Suella, left, and Laurie Clark, mother and daughter, both teach at Seoul American High School on Yongsan Garrison, South Korea. Suella teaches advanced-placement literature and Laurie teaches German and language arts. (Teri Weaver / S&S)

YONGSAN GARRISON, South Korea — In the Clark family, inspiration flows both ways.

Three decades ago, when Laurie Clark still was in high school, she went on a yearlong exchange program to Norway. That inspired her mother, a school teacher with 20 years of experience, to think about moving overseas.

When Suella Clark took a position with a Department of Defense Dependents Schools in Germany, daughter Laurie went with her and became inspired by her mom’s lifestyle and the German landscape, language and people. The experience turned her toward language studies and ultimately toward teaching in Venezuela and Taiwan.

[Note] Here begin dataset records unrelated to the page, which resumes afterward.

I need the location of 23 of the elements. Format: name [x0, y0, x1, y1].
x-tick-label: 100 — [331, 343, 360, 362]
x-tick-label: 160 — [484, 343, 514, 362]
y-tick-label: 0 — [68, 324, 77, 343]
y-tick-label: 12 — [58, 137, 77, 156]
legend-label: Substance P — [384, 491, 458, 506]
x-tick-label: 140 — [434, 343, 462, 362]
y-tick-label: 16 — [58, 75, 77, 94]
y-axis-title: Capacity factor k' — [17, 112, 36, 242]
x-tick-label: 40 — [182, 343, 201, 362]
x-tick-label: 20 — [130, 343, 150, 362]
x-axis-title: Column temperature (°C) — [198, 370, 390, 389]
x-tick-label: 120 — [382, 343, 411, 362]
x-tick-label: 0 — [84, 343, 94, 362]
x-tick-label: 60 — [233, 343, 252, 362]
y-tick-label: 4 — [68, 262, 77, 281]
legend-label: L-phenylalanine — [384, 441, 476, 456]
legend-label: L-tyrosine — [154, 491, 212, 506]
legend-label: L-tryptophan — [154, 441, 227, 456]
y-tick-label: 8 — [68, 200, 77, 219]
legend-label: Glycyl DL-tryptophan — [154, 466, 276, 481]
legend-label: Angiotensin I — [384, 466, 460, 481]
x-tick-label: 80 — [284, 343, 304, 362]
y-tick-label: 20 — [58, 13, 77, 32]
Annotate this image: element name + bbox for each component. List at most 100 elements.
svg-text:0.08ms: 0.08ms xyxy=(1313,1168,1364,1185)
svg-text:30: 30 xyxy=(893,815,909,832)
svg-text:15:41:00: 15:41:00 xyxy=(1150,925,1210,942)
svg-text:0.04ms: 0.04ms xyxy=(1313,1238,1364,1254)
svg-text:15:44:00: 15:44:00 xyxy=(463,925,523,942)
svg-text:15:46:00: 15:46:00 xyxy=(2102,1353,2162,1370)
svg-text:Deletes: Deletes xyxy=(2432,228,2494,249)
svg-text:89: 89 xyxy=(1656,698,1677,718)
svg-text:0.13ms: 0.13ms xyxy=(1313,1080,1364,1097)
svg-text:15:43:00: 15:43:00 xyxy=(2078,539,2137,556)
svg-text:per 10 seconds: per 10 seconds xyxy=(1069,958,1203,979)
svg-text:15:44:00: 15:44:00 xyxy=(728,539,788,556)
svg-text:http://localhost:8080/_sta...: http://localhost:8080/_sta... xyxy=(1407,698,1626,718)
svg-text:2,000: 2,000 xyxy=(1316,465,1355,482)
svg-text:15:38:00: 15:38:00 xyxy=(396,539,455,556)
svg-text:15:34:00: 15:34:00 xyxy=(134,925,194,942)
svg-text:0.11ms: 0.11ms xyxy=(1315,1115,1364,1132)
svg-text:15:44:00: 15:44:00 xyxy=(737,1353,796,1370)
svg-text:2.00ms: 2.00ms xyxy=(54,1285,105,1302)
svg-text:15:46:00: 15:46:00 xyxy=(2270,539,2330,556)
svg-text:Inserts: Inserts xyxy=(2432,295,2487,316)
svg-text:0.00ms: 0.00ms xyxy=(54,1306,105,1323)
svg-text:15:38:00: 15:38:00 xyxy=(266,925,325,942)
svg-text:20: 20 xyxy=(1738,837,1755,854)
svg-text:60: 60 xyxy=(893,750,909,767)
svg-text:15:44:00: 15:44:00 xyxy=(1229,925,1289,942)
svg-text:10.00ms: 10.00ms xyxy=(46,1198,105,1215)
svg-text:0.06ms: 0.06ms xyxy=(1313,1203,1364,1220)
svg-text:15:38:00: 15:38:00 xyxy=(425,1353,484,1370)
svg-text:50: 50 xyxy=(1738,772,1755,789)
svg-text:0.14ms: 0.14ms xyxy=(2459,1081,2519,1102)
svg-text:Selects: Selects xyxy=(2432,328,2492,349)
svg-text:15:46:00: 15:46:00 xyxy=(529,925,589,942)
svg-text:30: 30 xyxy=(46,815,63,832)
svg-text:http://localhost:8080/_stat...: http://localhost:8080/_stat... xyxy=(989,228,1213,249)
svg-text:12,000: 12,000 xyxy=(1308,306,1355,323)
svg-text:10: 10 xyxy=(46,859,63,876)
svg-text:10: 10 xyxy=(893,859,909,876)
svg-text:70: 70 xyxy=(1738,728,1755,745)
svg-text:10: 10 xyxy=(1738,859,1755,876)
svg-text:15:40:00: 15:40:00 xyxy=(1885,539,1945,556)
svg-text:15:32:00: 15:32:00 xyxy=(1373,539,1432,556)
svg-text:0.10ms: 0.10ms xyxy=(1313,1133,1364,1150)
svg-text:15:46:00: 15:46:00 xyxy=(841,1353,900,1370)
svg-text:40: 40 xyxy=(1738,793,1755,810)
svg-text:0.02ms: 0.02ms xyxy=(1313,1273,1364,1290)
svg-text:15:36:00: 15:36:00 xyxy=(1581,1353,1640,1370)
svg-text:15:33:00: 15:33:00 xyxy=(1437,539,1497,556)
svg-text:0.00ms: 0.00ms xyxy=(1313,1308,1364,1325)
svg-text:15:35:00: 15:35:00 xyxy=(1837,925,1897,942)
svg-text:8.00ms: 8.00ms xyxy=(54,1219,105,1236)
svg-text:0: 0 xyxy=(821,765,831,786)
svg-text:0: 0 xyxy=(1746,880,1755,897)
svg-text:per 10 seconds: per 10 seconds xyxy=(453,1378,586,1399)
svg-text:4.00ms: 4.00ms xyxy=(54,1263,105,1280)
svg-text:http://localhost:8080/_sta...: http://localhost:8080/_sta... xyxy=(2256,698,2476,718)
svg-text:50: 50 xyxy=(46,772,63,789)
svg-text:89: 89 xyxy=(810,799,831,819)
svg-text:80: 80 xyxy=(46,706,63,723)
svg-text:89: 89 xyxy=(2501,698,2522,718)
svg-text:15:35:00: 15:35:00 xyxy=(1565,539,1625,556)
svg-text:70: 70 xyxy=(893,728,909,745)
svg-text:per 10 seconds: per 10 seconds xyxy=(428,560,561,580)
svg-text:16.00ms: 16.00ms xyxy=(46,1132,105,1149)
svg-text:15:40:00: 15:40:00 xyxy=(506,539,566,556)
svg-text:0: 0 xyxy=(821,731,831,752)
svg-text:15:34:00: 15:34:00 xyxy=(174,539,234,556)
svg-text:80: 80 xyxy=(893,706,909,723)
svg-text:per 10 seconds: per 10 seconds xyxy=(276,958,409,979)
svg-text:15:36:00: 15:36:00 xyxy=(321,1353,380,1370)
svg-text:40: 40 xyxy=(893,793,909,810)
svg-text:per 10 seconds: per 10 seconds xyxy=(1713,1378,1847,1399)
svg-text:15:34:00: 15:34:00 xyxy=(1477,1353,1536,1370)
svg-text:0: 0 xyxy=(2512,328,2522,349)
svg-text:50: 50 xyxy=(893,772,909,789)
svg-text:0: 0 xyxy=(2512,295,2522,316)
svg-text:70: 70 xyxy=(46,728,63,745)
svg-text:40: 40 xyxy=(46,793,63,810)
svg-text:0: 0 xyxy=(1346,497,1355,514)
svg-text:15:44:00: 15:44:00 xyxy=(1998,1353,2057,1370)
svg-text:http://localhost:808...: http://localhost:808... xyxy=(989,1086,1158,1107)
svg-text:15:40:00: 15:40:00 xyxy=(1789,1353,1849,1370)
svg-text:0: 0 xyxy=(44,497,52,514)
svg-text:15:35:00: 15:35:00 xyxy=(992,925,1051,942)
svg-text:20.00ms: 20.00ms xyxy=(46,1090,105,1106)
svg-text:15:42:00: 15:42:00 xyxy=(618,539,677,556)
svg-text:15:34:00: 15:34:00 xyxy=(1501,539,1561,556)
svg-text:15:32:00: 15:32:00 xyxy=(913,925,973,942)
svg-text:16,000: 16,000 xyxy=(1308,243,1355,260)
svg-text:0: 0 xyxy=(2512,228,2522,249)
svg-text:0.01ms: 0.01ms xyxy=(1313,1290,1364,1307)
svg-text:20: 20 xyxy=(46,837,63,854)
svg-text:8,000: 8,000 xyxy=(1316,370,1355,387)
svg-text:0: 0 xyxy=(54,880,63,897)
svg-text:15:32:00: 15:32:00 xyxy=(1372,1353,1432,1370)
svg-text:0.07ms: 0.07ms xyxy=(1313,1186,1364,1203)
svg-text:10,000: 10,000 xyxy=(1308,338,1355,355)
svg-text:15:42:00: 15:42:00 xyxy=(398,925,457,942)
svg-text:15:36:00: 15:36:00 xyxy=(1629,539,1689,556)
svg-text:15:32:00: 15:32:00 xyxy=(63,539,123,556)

So begins a give-and-give conversation between the Clarks. If one hadn’t moved halfway round the world, the other wouldn’t have had the opportunity to follow. In between, they both found teaching careers with the military’s school system. Suella teaches literature and her daughter teaches German language and some English and arts programs.

But for the past three years, they’ve caught up with each other as teachers at Seoul American High School. This school year, their classrooms are across the hall from each other; Suella even borrows Laurie’s room for an early-morning section of advanced-placement English.

“You can see a lot of influence between them,” said Dale Kim, 18, a senior who has English classes with Suella and study hall with Laurie. “They make a lot of inside jokes.”

“They are some of the most likeable teachers at our school,” said Meghan Ormita, 18, also a senior. “They’re pretty fair but it’s not easy. It’s not a free ride.”

They enjoy mixing family and work, both Clarks say. Laurie, 45, says she goes to her mother for advice. Suella, 68, says she loves having her daughter so close after more than 21 years in the defense school system.

“We’re not just colleagues and related, we’re friends,” Laurie said. Such good friends, in fact, that they spent spring break together in Borneo and Memorial Day weekend in Palau.

“Our biggest problem is that we don’t get to spend time together,” Suella said. They confess that they spend so much time in the company of others that most of their mother-daughter time happens the way it does in many families: via e-mail.

So do they live together?

“Oh, heavens, no,” Suella said.

“That’s why we’re such good friends,” Laurie added.

Their family reunion will end this year. Suella is going back to Germany to yet another school to enjoy a few more years in Europe. Laurie says she’ll miss her mother, of course, but she also can’t wait to visit her.

“The Clark B&B,” she jokes of her mother’s future house. “The cheapest B&B in Germany.”